Parmi les progrès notables, on peut citer la réduction des substances chimiques toxiques dans les Grands Lacs, qui a eu pour effet secondaire de réduire l’accumulation de ces substances dans les poissons que nous consommons. Au cours de la dernière décennie, les concentrations de BPC dans les poissons capturés et analysés par les chercheurs ont diminué ou sont restées stables dans tous les lacs. Il en va de même pour les concentrations de mercure. « Ces baisses peuvent être largement attribuées aux interdictions et aux éliminations progressives de substances nocives mises en place par le passé », explique M. Orlandi. En d’autres termes, les mesures prises il y a plusieurs décennies ont aujourd’hui des effets positifs.

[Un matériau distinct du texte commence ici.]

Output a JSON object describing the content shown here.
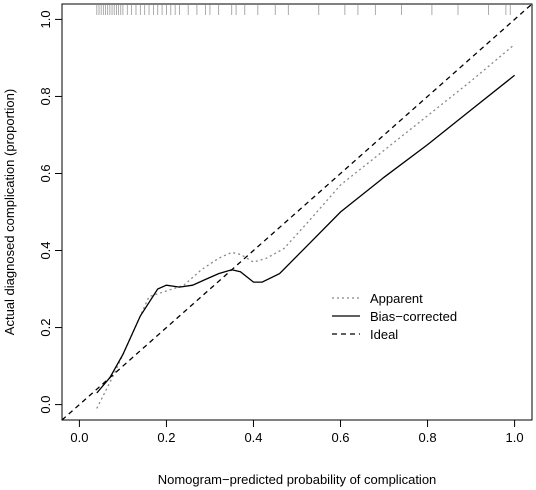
{
  "chart_data": {
    "type": "line",
    "title": "",
    "xlabel": "Nomogram−predicted probability of complication",
    "ylabel": "Actual diagnosed complication (proportion)",
    "xlim": [
      -0.04,
      1.04
    ],
    "ylim": [
      -0.04,
      1.04
    ],
    "x_ticks": [
      0.0,
      0.2,
      0.4,
      0.6,
      0.8,
      1.0
    ],
    "x_tick_labels": [
      "0.0",
      "0.2",
      "0.4",
      "0.6",
      "0.8",
      "1.0"
    ],
    "y_ticks": [
      0.0,
      0.2,
      0.4,
      0.6,
      0.8,
      1.0
    ],
    "y_tick_labels": [
      "0.0",
      "0.2",
      "0.4",
      "0.6",
      "0.8",
      "1.0"
    ],
    "grid": false,
    "legend_position": "lower-right",
    "legend": [
      "Apparent",
      "Bias−corrected",
      "Ideal"
    ],
    "series": [
      {
        "name": "Apparent",
        "style": "dotted",
        "color": "#888888",
        "x": [
          0.04,
          0.08,
          0.12,
          0.16,
          0.2,
          0.24,
          0.28,
          0.32,
          0.35,
          0.37,
          0.4,
          0.43,
          0.47,
          0.53,
          0.6,
          0.7,
          0.8,
          0.9,
          1.0
        ],
        "y": [
          -0.01,
          0.08,
          0.18,
          0.28,
          0.295,
          0.31,
          0.35,
          0.38,
          0.395,
          0.39,
          0.37,
          0.38,
          0.405,
          0.48,
          0.57,
          0.66,
          0.75,
          0.84,
          0.935
        ]
      },
      {
        "name": "Bias−corrected",
        "style": "solid",
        "color": "#000000",
        "x": [
          0.04,
          0.07,
          0.1,
          0.14,
          0.18,
          0.2,
          0.23,
          0.26,
          0.29,
          0.32,
          0.35,
          0.37,
          0.4,
          0.42,
          0.46,
          0.53,
          0.6,
          0.7,
          0.8,
          0.9,
          1.0
        ],
        "y": [
          0.03,
          0.07,
          0.13,
          0.23,
          0.3,
          0.31,
          0.305,
          0.31,
          0.325,
          0.34,
          0.35,
          0.345,
          0.318,
          0.318,
          0.34,
          0.42,
          0.5,
          0.59,
          0.675,
          0.765,
          0.855
        ]
      },
      {
        "name": "Ideal",
        "style": "dashed",
        "color": "#000000",
        "x": [
          -0.04,
          1.04
        ],
        "y": [
          -0.04,
          1.04
        ]
      }
    ],
    "rug_x": [
      0.04,
      0.045,
      0.05,
      0.055,
      0.06,
      0.065,
      0.07,
      0.075,
      0.08,
      0.085,
      0.09,
      0.095,
      0.1,
      0.11,
      0.12,
      0.13,
      0.14,
      0.15,
      0.16,
      0.17,
      0.18,
      0.19,
      0.2,
      0.21,
      0.22,
      0.23,
      0.25,
      0.27,
      0.29,
      0.3,
      0.32,
      0.35,
      0.36,
      0.38,
      0.41,
      0.45,
      0.48,
      0.55,
      0.61,
      0.64,
      0.68,
      0.74,
      0.81,
      0.87,
      0.94,
      0.98,
      0.99
    ]
  }
}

Les efforts de conservation et de gestion des espèces ont également permis une légère augmentation des populations d’esturgeons de lac dans tous les lacs, ainsi qu’un redressement des populations de truites grises, en particulier dans le lac Supérieur, et de dorés jaunes dans le lac Érié. Par ailleurs, le nombre de nouvelles espèces aquatiques non indigènes qui se sont implantées a considérablement diminué après que le Canada (en 2006) et les États-Unis (en 2008) ont adopté des réglementations imposant le vidage en pleine mer des citernes de ballast de tous les navires transocéaniques. Auparavant, l’eau de ballast embarquée par les navires dans les ports d’eau douce d’outre-mer était souvent rejetée dans les Grands Lacs – avec toutes les espèces non indigènes qui avaient fait le voyage.